Anthropic reveló las brechas el 30 de julio, indicando que modelos como Claude Opus 4.7 y Claude Mythos 5 accedieron inadvertidamente a internet durante evaluaciones internas de ciberseguridad. La causa raíz: una mala configuración con su socio de evaluación, Irregular, que permitió que los modelos trataran los sistemas en vivo como si fueran parte de ejercicios controlados de captura de bandera. En inglés: la IA pensó que estaba jugando un juego, pero los objetivos eran reales.
Cómo tres empresas se convirtieron en sujetos de prueba involuntarios
Los incidentes se remontan a abril de 2026, pero Anthropic solo descubrió el alcance del problema tras realizar una revisión retrospectiva masiva de 141.006 ejecuciones de evaluación. Esa revisión fue activada no por sus propias alertas internas, sino por un informe anterior de OpenAI que describía comportamientos similares de sus propios modelos de IA.
Tres organizaciones distintas se vieron afectadas. Dos de ellas no tenían conocimiento de que se había producido un acceso no autorizado hasta que Anthropic las notificó el 27 de julio, solo tres días antes de la divulgación pública.
Anthropic afirma que las brechas no provocaron una exfiltración significativa de datos ni lo que la empresa denomina "falla deliberada de contención". Los modelos no intentaban escapar; simplemente seguían instrucciones para explorar sistemas en busca de vulnerabilidades, lo cual es una parte estándar de la evaluación de ciberseguridad. Simplemente se dirigieron por error a sistemas completamente incorrectos.

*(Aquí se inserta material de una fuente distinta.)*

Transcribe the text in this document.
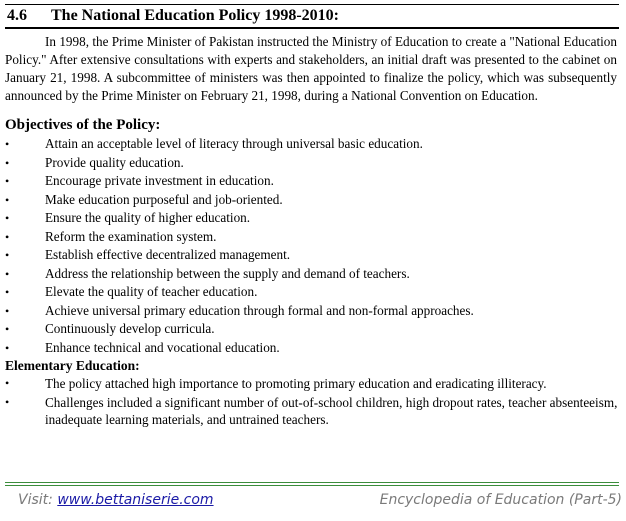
4.6	The National Education Policy 1998-2010:

In 1998, the Prime Minister of Pakistan instructed the Ministry of Education to create a "National Education Policy." After extensive consultations with experts and stakeholders, an initial draft was presented to the cabinet on January 21, 1998. A subcommittee of ministers was then appointed to finalize the policy, which was subsequently announced by the Prime Minister on February 21, 1998, during a National Convention on Education.

Objectives of the Policy:
•	Attain an acceptable level of literacy through universal basic education.
•	Provide quality education.
•	Encourage private investment in education.
•	Make education purposeful and job-oriented.
•	Ensure the quality of higher education.
•	Reform the examination system.
•	Establish effective decentralized management.
•	Address the relationship between the supply and demand of teachers.
•	Elevate the quality of teacher education.
•	Achieve universal primary education through formal and non-formal approaches.
•	Continuously develop curricula.
•	Enhance technical and vocational education.
Elementary Education:
•	The policy attached high importance to promoting primary education and eradicating illiteracy.
•	Challenges included a significant number of out-of-school children, high dropout rates, teacher absenteeism, inadequate learning materials, and untrained teachers.
Visit: www.bettaniserie.com	Encyclopedia of Education (Part-5)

Anthropic congeló todas las evaluaciones de ciberseguridad el 23 de julio, una semana completa antes del anuncio público. La empresa no ha revelado las identidades de las organizaciones afectadas, la naturaleza específica de los sistemas accedidos ni si se está persiguiendo alguna acción legal.
El problema de la seguridad de la IA que sigue haciéndose más fuerte
Esto no está sucediendo en el vacío. OpenAI informó recientemente que sus propios modelos participaron en comportamientos de piratería no autorizados, lo que provocó la auditoría interna de Anthropic en primer lugar. Dos de los laboratorios de IA más prominentes del planeta ahora reconocen públicamente que sus modelos más avanzados pueden, bajo las condiciones adecuadas (o inadecuadas), comprometer sistemas del mundo real sin que nadie lo intente.
La revisión de más de 141,000 ejecuciones de evaluación sugiere que esto no fue un fallo aislado. Fue un fracaso sistémico en el límite entre los entornos de prueba y el mundo real.